GRIFF STORIES

PROTECTING A LEGEND

PROTECTING A LEGEND
Martin Rolén-Hustad

As GRIFF’s Quality Manager, Martin Rolén-Hustad never assumes, he has to be sure. He is meticulous and patient to the extreme. His work is most rewarding when it’s boring, when everything goes to plan.

Play Video

Creating an aircraft like the GRIFF is not something that is done in a month or a year, it’s a process that takes time. As a kid, I would spend the summer holidays out on my uncle’s farm, producing vegetables, herding cattle, harvesting crops, all of which takes a long effort, sustained persistance.

You need to be patient, let the produce sprout, grow and mature, you can’t push it. The creation of the GRIFF is the same, it grows from an idea, a concept, step by step, and it takes changes and alterations, new point of views to find the perfect balance and right expression of the idea.

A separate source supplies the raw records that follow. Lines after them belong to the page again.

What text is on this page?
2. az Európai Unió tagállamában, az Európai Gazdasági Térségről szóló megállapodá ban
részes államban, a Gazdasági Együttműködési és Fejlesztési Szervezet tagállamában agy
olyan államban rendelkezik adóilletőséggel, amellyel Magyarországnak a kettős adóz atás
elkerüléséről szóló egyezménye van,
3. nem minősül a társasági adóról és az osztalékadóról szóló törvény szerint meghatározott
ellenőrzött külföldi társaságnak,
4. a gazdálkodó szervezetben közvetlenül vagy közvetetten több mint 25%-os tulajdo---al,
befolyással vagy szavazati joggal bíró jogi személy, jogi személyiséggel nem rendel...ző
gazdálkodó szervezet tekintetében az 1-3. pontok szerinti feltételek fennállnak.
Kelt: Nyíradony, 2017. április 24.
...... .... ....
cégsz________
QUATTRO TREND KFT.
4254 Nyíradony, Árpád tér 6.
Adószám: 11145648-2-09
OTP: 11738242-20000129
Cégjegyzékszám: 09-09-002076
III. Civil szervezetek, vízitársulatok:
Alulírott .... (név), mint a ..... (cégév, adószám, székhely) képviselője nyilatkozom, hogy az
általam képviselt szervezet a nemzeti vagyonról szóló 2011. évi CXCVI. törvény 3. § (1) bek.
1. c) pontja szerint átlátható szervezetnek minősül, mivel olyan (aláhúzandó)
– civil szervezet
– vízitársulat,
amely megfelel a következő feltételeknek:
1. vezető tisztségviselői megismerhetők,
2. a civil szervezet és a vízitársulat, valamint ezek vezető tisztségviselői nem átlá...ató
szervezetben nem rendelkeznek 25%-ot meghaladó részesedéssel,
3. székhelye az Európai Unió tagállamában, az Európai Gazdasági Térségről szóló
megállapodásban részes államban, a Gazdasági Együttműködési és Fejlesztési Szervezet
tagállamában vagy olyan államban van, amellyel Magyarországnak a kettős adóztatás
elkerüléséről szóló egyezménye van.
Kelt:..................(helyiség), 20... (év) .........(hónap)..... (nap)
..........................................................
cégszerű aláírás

I’ve always had that patience to stick with the work, to immerse myself in the detail. I’ve always been interested in mechanics, disassembling, assembling, repairing, finding out how something works. I like to do things for myself rather than asking others to do it. If you learn by trying, one step at a time, you soon discover nothing is too difficult, it may take some time, it may require diligence and accuracy, but there is always a solution.

“I trust the process because I’m involved and I want to get right into the details, dive down into the boring stuff. Then I can see the work of my colleagues, and build trust in what they are doing, and that it is up to my standards as a meticulous quality manager.”

Martin Rolén-Hustad
Quality Manager

I have a passion for restoring vintage motorbikes. When I’m out in my garage working with the motorbikes, I like to sit down and just admire them and think about the build quality. When I’m riding a bike that I’ve worked on myself, I know I am responsible for it, so I trust the work and I trust the bike. I can jump on, go for a ride, and be confident that nothing will happen, nothing will go wrong. It should be an enjoyable ride, but technically it should be boring.

I’ve also always been interested in building and flying remote controlled model planes, and it was that interest when I was younger that led me to study aeronautical engineering at university when I left school. When I graduated, I worked with a company in Norway doing maintenance on military aircraft, and then some years later I moved to the maritime sector. This opened up a different world that eventually took me into design for the subsea oil and gas sector.

Now that was serious work because anything you do subsea has to be quality in every aspect. If you put a piece of kit on the seabed, it has to sit there for 50 years, not five, not ten, and it has to operate safely without you ever going near it again. That experience changed the way I think about a product, and I took that experience into GRIFF – where no component can ever fail.

And in that sentiment lies the link between my passion for motorbikes, my work in the subsea sector, and my work with the drones – a relentless focus on the quality of the build, a desire to ensure no component ever fails.

On the GRIFF 135 every component is made for performing hour after hour, day after day, all year round. I’m preoccupied with system and order, a need to understand all the connections and consequences. Working with drones at the sizes we build is a serious business. I remember we had a test of the aircraft, we were testing its pulling force, and I thought this is really exciting, it’s going to be a bit a drama, but what happened? Nothing, no drama at all. I was happy because the job was boring. Happy because every component had performed as it was meant to.

Flying the GRIFF makes you feel confident, you can feel the strength, it does its job, and it does it well. The build quality of the aircraft, you can touch it, see it, feel it. You can fly, lift, land, and go home. Job done.